Friday, November 17, 2006

The World in 2007

Power politics

Edward Lucas
From The World in 2007 print edition


Russia will flex its energy muscles



A new power struggle between an increasingly assertive Russia (rich in oil and gas) and a weak-willed West will start in earnest in 2007. The big battleground will be energy.

Poland and its allies in the Baltic states will try to diversify their energy supplies, by agreeing to build a new nuclear power station at Ignalina in Lithuania, hooking up their electricity networks and accelerating their plans for a terminal on Poland’s northern coast to import liquefied natural gas. But Russia will find this little obstacle. Its cash-rich energy firms will step up their purchases of downstream firms in Europe.

Even ex-communist countries will be signing up for special deals with Russia. Hungary will increase its dependence on Russian gas; as an austerity programme bites into living standards and employment, cheap gas will be a useful lubricant. It will be a similar story with the leftist-nationalist government in Slovakia, which will face sharp disapproval from its west European neighbours because of its increasingly harsh treatment of minorities and its authoritarian ways. Friendly ties with Russia will be a welcome balance.

Farther east, Russian companies will continue to gobble up the energy infrastructure in chaotic Ukraine. In Belarus, rows with the Kremlin over energy are the most likely source of trouble for the regime of the eccentric autocrat Alyaksandr Lukashenka.

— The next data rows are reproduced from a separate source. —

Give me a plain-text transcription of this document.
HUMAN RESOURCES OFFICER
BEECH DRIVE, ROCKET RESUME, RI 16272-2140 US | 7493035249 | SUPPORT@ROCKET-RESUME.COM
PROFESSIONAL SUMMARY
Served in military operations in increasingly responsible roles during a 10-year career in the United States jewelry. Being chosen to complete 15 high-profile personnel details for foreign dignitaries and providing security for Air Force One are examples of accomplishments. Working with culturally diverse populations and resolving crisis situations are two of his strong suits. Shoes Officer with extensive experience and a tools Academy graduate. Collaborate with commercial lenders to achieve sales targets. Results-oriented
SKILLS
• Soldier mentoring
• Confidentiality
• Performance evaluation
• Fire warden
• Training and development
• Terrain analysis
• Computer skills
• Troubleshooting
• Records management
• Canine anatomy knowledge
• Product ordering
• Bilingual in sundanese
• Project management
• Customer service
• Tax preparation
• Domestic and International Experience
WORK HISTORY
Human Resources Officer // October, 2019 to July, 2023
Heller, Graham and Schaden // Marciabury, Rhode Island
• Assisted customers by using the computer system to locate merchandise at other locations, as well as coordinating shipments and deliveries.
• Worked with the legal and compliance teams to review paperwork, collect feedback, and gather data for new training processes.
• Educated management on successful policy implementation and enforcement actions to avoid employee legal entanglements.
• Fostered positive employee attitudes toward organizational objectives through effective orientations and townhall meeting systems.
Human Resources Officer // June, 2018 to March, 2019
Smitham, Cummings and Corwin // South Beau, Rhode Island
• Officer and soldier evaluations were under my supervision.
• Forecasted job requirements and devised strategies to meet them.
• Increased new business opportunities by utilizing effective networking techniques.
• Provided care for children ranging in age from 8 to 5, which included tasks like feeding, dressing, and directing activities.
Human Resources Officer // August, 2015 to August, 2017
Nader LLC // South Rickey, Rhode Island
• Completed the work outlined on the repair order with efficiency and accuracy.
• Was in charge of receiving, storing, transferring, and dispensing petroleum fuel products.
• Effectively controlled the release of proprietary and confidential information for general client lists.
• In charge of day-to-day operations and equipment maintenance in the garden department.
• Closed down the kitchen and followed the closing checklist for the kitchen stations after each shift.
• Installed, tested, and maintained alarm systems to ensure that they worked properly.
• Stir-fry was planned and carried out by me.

The Kremlin’s energy clout and cash pile spell doom in 2007 for plans to build new pipelines bringing non-Russian gas to Europe. Nabucco, a trans-Balkan pipeline which aims to bring Middle Eastern and Central Asian gas to Europe via Turkey’s excellent gas infrastructure, will be at the heart of the power struggle. The EU counts this as one of its top energy priorities. But without individual customers willing to sign up, and pay up, for its construction, buying more Russian gas through existing pipelines will seem an easier and cheaper option. In 2007 Nabucco will be forced to accept Russian involvement, including a hook-up to the underused Blue Stream pipeline that links Russia and Turkey.

Russia will develop its energy muscles in 2007. But it will flex them selectively. The Kremlin is keen to be seen as a reliable partner, playing by market rules. Those customers that pay on time will receive prompt deliveries. But countries and companies that challenge Russian energy hegemony will face short shrift.

Poland’s PKN Orlen, for example, which will complete its $3 billion acquisition of Lithuania’s clapped-out Mazeikiai refinery in 2007, will find itself facing a gale of financial and commercial pressure. Oil supplies from the Russian-controlled pipeline to the refinery will be erratic. The resulting fluctuations in its share price will be an excellent opportunity for Russian insider traders to make a killing—and build up their stake in the company. By the end of 2007, PKN Orlen will be trying to sell Mazeikiai, to Russian bidders. In next-door Latvia, Russia will continue to block oil transit to that country’s Ventspils terminal, again with the same end in view: acquisition of energy infrastructure at a bargain price.

Europe will also find that some of its alternative oil and gas suppliers will come into Russia’s orbit. A multi-billion-dollar arms deal with Algeria, and joint ventures in extraction and marketing, will underline Russia’s return as a major power.

That may dismay east Europeans, but Russia’s resurgence will bring juicy profits to financiers in London. Russian energy IPOs will be one of 2007’s most lively financial stories. Regulatory worries will be brushed aside. The profits will win Russia respectability—and influence. If a former German chancellor, Gerhard Schröder, can accept a well-paid directorship from a Russian-backed joint venture, why should other politicians and officials hold back?

America will worry more about Europe’s energy security in 2007. It successfully promoted the Baku-Ceyhan oil pipeline (which came onstream in the middle of 2006, connecting Azerbaijan and Turkey via Georgia); by early 2007 the gas pipeline from Baku to Erzurum in Turkey will be functioning too. But these will prove mere pinpricks in Russia’s advance.

The mood in the former satellite countries of eastern Europe is bleak. Where energy dominance is assured, political clout necessarily follows. Europe’s uneasy and reluctant adaptation to the new realities of energy politics will continue. Two decades after the Kremlin started beating the retreat from the Soviet empire, a new hegemony, based on pipelines rather than tanks, is advancing—and shows every sign of proving durable.